July 19, 2011
The NSW government should consider reducing crowding on public transport by restricting non-workers’ concession fare use to off-peak hours, according to a noted transport academic.
University of Sydney’s Chair of Public Transport Corinne Mulley says Sydney’s public transport in the peak is crowded and struggles to provide capacity for all the people who want to use it.
“The NSW government allows those on concessions to travel on all services without facing time restrictions,” Mulley says.
“We should be clear about why non-workers’ concessions are offered and the impact this might have on usage of the public transport system.”
Mulley suggests one argument for public transport non-workers’ concessions is to offer a cheaper price to those who might not otherwise travel.
“This ‘elasticity of demand’ argument is best served by restricting non-workers’ concession fares to off-peak times to even out demand over the day, and allowing concession holders to travel when demand for buses, trains and ferries isn’t at its peak, when others are commuting,” she says.

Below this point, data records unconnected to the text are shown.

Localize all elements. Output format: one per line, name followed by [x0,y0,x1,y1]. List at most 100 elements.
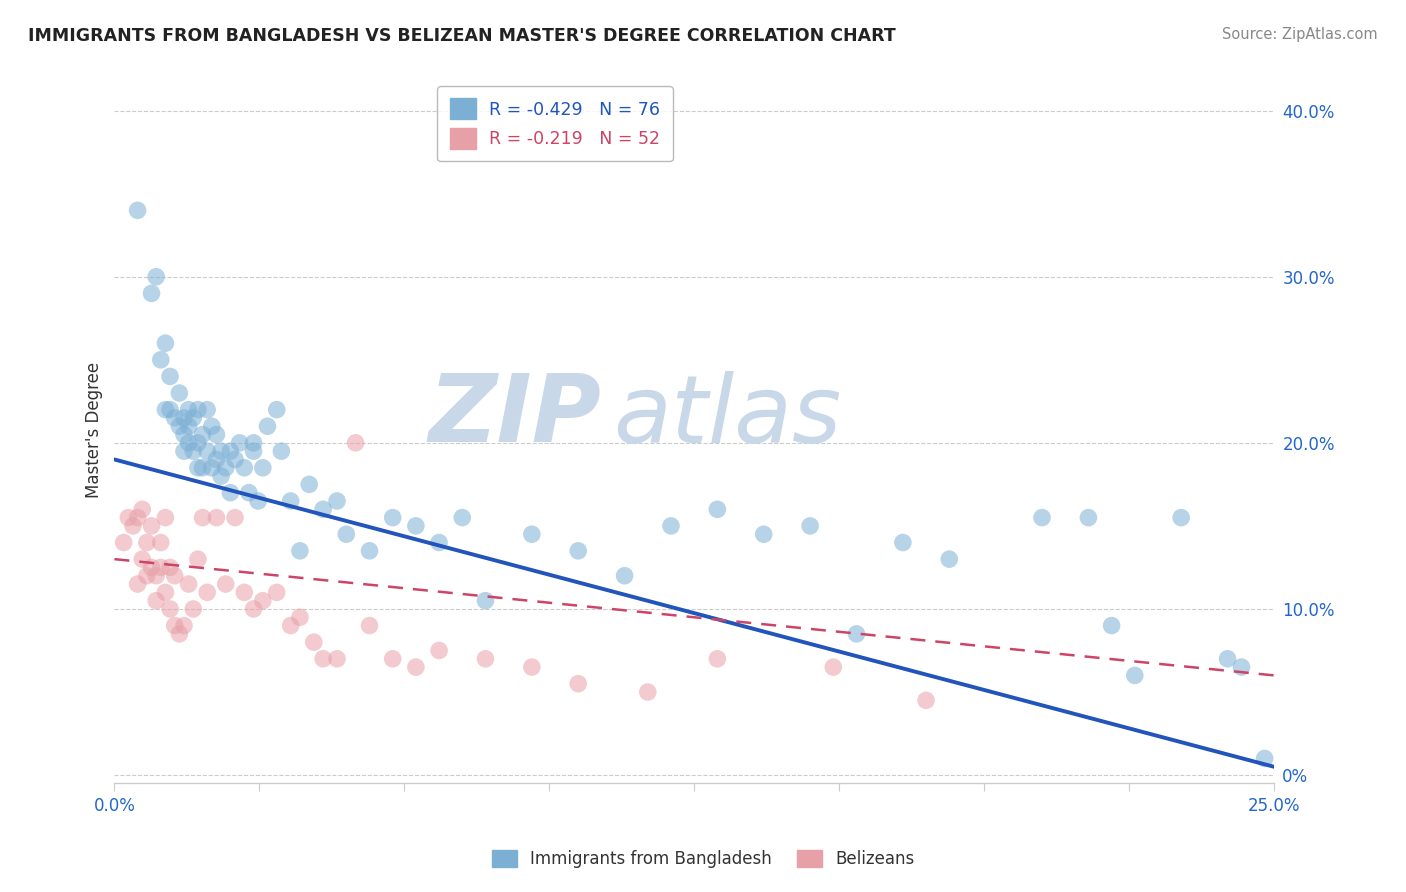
Point [135,535,157,549]
Point [613,568,636,582]
Point [191,427,214,442]
Point [127,577,149,591]
Point [637,685,659,699]
Point [288,544,311,558]
Point [233,585,256,599]
Point [173,411,195,425]
Point [205,510,228,524]
Point [187,460,209,475]
Point [141,519,163,533]
Point [1253,751,1275,765]
Point [474,652,496,666]
Point [181,411,204,425]
Point [845,627,868,641]
Point [205,452,228,467]
Point [567,544,589,558]
Point [141,286,163,301]
Point [242,435,264,450]
Point [141,560,163,574]
Point [191,510,214,524]
Point [567,676,589,690]
Point [1170,510,1192,524]
Point [122,519,145,533]
Point [159,369,181,384]
Point [215,460,238,475]
Point [915,693,938,707]
Point [155,336,177,351]
Point [288,610,311,624]
Point [209,469,232,483]
Point [219,485,242,500]
Point [427,535,450,549]
Point [381,510,404,524]
Point [312,502,335,516]
Point [163,568,186,582]
Point [177,435,200,450]
Point [242,444,264,458]
Point [173,427,195,442]
Point [520,660,543,674]
Point [127,203,149,218]
Point [173,444,195,458]
Point [201,419,224,434]
Point [127,510,149,524]
Point [381,652,404,666]
Point [187,552,209,566]
Point [224,452,246,467]
Point [1101,618,1123,632]
Point [131,502,153,516]
Text: IMMIGRANTS FROM BANGLADESH VS BELIZEAN MASTER'S DEGREE CORRELATION CHART: IMMIGRANTS FROM BANGLADESH VS BELIZEAN M… [28,27,896,45]
Point [215,577,238,591]
Point [1216,652,1239,666]
Point [233,460,256,475]
Point [181,602,204,616]
Point [187,435,209,450]
Legend: R = -0.429   N = 76, R = -0.219   N = 52: R = -0.429 N = 76, R = -0.219 N = 52 [437,87,672,161]
Point [280,494,302,508]
Point [169,627,191,641]
Point [177,402,200,417]
Point [242,602,264,616]
Point [252,593,274,607]
Point [256,419,278,434]
Point [238,485,260,500]
Point [405,660,427,674]
Point [205,427,228,442]
Point [326,494,349,508]
Point [117,510,139,524]
Point [312,652,335,666]
Legend: Immigrants from Bangladesh, Belizeans: Immigrants from Bangladesh, Belizeans [485,843,921,875]
Point [145,568,167,582]
Point [209,444,232,458]
Point [149,352,172,367]
Point [247,494,270,508]
Point [159,602,181,616]
Point [195,444,218,458]
Point [195,585,218,599]
Point [155,402,177,417]
Point [520,527,543,541]
Text: atlas: atlas [613,371,841,462]
Point [280,618,302,632]
Point [706,502,728,516]
Point [938,552,960,566]
Y-axis label: Master's Degree: Master's Degree [86,362,103,499]
Point [359,544,381,558]
Point [224,510,246,524]
Point [335,527,357,541]
Point [270,444,292,458]
Point [1077,510,1099,524]
Point [145,593,167,607]
Point [155,510,177,524]
Point [252,460,274,475]
Point [799,519,821,533]
Point [752,527,775,541]
Point [1031,510,1053,524]
Point [451,510,474,524]
Point [169,386,191,401]
Point [145,269,167,284]
Point [302,635,325,649]
Text: Source: ZipAtlas.com: Source: ZipAtlas.com [1222,27,1378,42]
Point [163,618,186,632]
Point [659,519,682,533]
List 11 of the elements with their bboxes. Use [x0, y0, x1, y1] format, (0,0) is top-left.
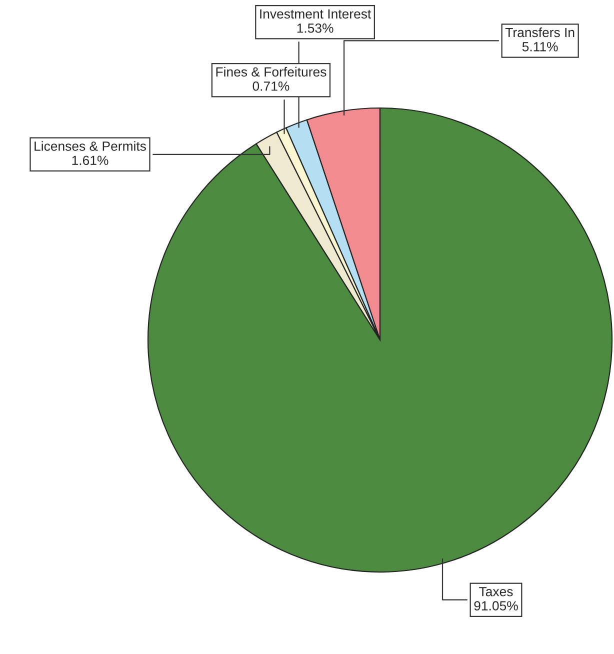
slice-label: Taxes: [479, 587, 513, 596]
data-label: 91.05%: [474, 601, 518, 610]
data-label: 0.71%: [252, 81, 290, 91]
data-label: 1.61%: [72, 156, 108, 166]
slice-label: Licenses & Permits: [34, 141, 146, 151]
data-label: 1.53%: [297, 23, 334, 33]
data-label: 5.11%: [522, 42, 558, 52]
slice-label: Transfers In: [505, 27, 574, 38]
slice-label: Fines & Forfeitures: [216, 66, 326, 77]
slice-label: Investment Interest: [260, 9, 372, 19]
pie-slice: [147, 107, 613, 573]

“Allowing non-workers’ concession ticket holders access to public transport at all times doesn’t offer a disincentive for them to travel at rush hour, when they compete for seats with those paying a higher price.”
Mulley says concession travellers who move from the peak to the off-peak increase capacity for those who have to travel in peak hour.
“On a bus, each extra seat increases capacity by about two per cent,” she says.
Mulley says the practice is common in other countries.
“Free local bus travel for older people in the UK is restricted to after 9.30am and in Singapore concessions for older people are more restrictive, with no travel in either the morning or evening weekday peaks.
She says elsewhere in Australia, such as in Western Australia and South Australia, older people travel for free during the off-peak.
Mulley says crowding on public transport in the peak is a big issue in Sydney
“It takes a long time and considerable funding to put additional capacity in place,” she says.
“We don’t have the evidence to know how much – if at all – non-workers’ concession ticket holders add to crowding on public transport, but capacity and crowding issues have been so much discussed recently the role of concession fares warrants a debate.“
Mulley says the debate would also need to consider the legitimate, social, reasons for discounted concession fares.
“Society must provide accessibility to those on limited incomes, such as the elderly, but this needs to be balanced by an understanding of the costs of providing peak capacity and the impacts of crowding on public transport use.”